Wie aktuell die Fragen sind, auf die Augustin damals zu antworteten suchte, wird deutlich, wenn man sich ihrer historischen Bedingungen erinnert. „Die Gnaden- und Erbsündenlehre Augustins ist ein sekundärer Mythos, der festhält, dass die von Augustin erfahrene Welt des untergehenden römischen Reiches ein Defizit an Rationalität aufwies. Schon immer wies die bislang erfahrbare Welt die verschiedensten Defizite an Rationalität auf. Was bei Augustin in eine halb mythische, halb rationale Sprache drängte, war das historische Defizit der Wende vom 4. zum 5. Jahrhundert. Es zeigte sich in folgender Form: Die Grenzbedrohung durch die Wanderstämme führte zur Aufblähung des militärischen Apparats. Bei steigendem Finanzbedarf des Staates sanken die Steuereinnahmen wegen des Produktionsrückgangs und des Währungsverfalls. Die Kriege und Requisitionen störten die Landwirtschaft, das Handwerk und den Handel. Um dennoch die Bedürfnisse der Armee und der großen Städte zu befriedigen, baute der spätantike Staat ein System von Dienstleistungen auf. Er nahm den Charakter eines Zwangsstaates an, indem er das Berufsleben quasi-militärisch organisierte. Es kam zu einer Verarmung des Bürger- und Bauerntums. Die Gesellschaft polarisierte sich zunehmend in die Ganz-Reichen und die Armen. Um die Zwangsregelungen zu überwachen, wurde ein riesiger Beamtenapparat notwendig, der wiederum die Staatsfinanzen belastete“12

Auf der Folie seiner eigenen Biographie hatte Augustinus das Christentum nach der konstantinischen Wende in einer durch eine globale Krise herausgeforderten Situation gedacht. Dabei hatte er sich von unterschiedlichen Denktraditionen anregen lassen und sich von anderen schonungslos abgegrenzt. Diese Mischung birgt bis heute Sprengstoff, wobei die Strategien von Christentum als Herrschaft eine Kontinuität darstellen.13

Die Fragen, auf die Augustin in seiner Zeit antwortete, stellen sich immer wieder neu. Wie lautet die Antwort derer, die heute das Erbe Martin Luthers für sich reklamieren, auf die Frage Peter Sloterdijks nach der Befreiung vom Augustinismus?

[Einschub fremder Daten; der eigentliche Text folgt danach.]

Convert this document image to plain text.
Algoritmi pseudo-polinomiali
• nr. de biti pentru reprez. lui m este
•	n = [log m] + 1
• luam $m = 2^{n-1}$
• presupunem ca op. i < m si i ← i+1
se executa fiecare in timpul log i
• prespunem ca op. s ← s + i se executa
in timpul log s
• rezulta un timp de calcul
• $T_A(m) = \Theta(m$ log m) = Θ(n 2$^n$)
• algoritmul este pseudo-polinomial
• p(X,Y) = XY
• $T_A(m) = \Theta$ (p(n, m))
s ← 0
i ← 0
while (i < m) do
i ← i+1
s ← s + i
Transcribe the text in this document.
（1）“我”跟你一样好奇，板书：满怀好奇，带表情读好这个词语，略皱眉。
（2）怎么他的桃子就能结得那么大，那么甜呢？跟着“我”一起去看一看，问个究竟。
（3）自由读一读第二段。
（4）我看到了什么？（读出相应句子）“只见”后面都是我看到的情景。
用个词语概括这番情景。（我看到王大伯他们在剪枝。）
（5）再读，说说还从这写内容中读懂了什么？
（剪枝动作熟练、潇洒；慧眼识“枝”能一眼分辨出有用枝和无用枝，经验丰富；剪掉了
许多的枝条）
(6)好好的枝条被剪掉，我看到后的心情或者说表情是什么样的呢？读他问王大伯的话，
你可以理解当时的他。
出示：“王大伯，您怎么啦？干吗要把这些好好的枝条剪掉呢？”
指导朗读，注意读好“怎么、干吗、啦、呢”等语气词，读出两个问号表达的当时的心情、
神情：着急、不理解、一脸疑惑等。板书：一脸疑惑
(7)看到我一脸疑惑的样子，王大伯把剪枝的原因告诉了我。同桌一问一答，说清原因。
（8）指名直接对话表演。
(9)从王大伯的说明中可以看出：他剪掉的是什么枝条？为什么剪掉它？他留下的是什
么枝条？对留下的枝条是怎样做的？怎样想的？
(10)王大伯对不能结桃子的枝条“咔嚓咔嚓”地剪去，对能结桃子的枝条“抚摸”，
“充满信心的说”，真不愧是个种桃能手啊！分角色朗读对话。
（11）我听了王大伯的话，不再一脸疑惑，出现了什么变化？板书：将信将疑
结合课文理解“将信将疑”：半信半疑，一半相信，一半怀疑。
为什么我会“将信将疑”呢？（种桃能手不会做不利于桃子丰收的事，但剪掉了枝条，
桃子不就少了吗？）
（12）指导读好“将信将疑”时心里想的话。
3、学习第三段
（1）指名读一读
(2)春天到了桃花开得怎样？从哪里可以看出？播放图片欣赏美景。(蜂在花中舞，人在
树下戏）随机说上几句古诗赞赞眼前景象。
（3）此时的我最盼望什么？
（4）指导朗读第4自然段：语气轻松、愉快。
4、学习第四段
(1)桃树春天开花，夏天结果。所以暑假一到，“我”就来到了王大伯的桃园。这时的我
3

Einer, der das Erbe Augustins für sich beansprucht, stellte mit der Geste seines Rücktritts die Kombination von Christentum und Herrschaft in Frage. Ob er wollte oder nicht: er unterwanderte sich selbst.
Eine andere Praxis der Unterwanderung ist Lesen. Was Augustinus betrifft war Martin Luther uns Heutigen in dieser Hinsicht mit an Sicherheit grenzender Wahrscheinlichkeit ein ganzes Stück voraus. Ob er sich als Lesender selbst unterwanderte?